Prostituted women who had pornography made of them had significantly more PTSD than others. Knowing their sexual abuse is entertainment for thousands of men around the world greatly exacerbated their symptoms as did the lifelong fear they would be ‘found out’ as prostitutes.

Rachel Lloyd followed Dr. Farley’s research-heavy opener by putting a human face, her own, on the statistics of pornography’s intersections with prostitution. Lloyd came from an impoverished home in England where her mother was an alcoholic and her father was absent, so she left school at thirteen to do the best she could fending for herself. Growing up she saw sexpot singer Samantha Fox topless on The Sun’s infamous page 3 and knew she wanted to be a Page 3 Girl, so when at age 14 she got the chance to do some modeling she jumped at the chance.

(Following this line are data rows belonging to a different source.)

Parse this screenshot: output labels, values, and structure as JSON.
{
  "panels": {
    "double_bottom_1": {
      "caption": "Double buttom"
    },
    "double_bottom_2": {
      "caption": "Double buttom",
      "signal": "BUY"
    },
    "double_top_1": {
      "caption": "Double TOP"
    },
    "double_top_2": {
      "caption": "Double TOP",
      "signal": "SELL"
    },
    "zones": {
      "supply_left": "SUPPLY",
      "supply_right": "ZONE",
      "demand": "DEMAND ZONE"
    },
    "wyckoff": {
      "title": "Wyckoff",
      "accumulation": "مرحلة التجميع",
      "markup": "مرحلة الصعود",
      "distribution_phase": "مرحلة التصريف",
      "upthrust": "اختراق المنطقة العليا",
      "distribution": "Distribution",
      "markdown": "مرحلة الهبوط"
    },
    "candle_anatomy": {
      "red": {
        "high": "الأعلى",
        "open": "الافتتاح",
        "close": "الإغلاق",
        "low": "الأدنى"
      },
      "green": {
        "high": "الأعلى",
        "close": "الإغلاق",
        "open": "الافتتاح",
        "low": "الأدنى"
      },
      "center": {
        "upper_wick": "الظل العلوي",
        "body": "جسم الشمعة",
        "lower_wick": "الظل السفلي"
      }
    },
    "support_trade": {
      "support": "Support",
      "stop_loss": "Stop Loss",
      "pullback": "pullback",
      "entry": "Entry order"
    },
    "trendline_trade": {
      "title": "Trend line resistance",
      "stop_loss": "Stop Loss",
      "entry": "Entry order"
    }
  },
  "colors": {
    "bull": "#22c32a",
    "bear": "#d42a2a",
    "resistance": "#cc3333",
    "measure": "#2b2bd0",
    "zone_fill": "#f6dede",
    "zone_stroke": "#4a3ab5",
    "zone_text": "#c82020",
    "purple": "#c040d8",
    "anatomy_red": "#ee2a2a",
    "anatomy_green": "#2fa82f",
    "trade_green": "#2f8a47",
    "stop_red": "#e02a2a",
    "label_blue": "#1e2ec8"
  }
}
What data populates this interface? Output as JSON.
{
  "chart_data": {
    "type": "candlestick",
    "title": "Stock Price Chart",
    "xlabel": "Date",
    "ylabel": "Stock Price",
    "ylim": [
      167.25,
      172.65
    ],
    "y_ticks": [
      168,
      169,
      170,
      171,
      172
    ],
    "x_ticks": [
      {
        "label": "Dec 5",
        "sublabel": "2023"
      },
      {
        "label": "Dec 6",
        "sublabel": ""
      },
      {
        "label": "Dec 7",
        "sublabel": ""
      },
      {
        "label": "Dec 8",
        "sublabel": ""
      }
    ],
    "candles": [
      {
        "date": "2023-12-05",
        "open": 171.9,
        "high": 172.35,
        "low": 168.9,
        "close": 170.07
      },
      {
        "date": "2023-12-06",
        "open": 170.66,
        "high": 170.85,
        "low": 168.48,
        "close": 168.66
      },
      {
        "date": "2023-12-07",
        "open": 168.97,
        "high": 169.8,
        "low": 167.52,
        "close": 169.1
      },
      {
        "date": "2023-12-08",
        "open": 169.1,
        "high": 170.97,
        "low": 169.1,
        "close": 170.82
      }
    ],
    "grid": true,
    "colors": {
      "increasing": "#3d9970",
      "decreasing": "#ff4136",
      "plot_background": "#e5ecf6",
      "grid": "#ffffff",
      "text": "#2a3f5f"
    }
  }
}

It would be several years before she turned her first trick in a German strip club, but what Lloyd wanted to get across to the audience was that she had been primed for the eventual leap into prostitution by pornography her whole life. Lloyd stressed that it takes a whole pornified village to instill the idea into young girls that their worth is wrapped entirely in their sexual availability to men.

After two years of exploitation in the sex industry, a fight with an abusive pimp that left her with a long scar on her hand was the final straw and Lloyd changed her life. She founded Girls Educational & Mentoring Services (GEMS), a New York organization that provides support to underage girls in the sex industry and lobbies for legislation aimed at protecting sexually exploited youth. Her commitment to helping young girls escape sexual exploitation brought her to Wheelock’s pornography conference because pornography is most girls’ first introduction to prostitution. Dr. Farley had quoted one prostituted woman as saying, “We were all introduced to prostitution by pornography” and the personal testimony Lloyd offered reinforced that pornography is used to convince girls that prostitutes are what they really want to be.


Melissa Farley is a clinical psychologist and founder and director of Prostitution Research and Education in San Francisco. She is editor of Prostitution, Trafficking and Traumatic Stress.

Rachel Lloyd, a sex industry survivor, is the founder of Girls Educational Mentoring Services (GEMS), and organization that provides support to underage girls in the sex industry in New York City.

2 Comments to “Pornography, Prostitution & Sex Trafficking: How Do You Tell the Difference?”

  • I cannot stop reading the articles on this website. So well done and definitely stuff I’ll keep in mind when I talk to my pro-pornography friends.

  • Supreme compliments any writer would be honored to hear, thank you.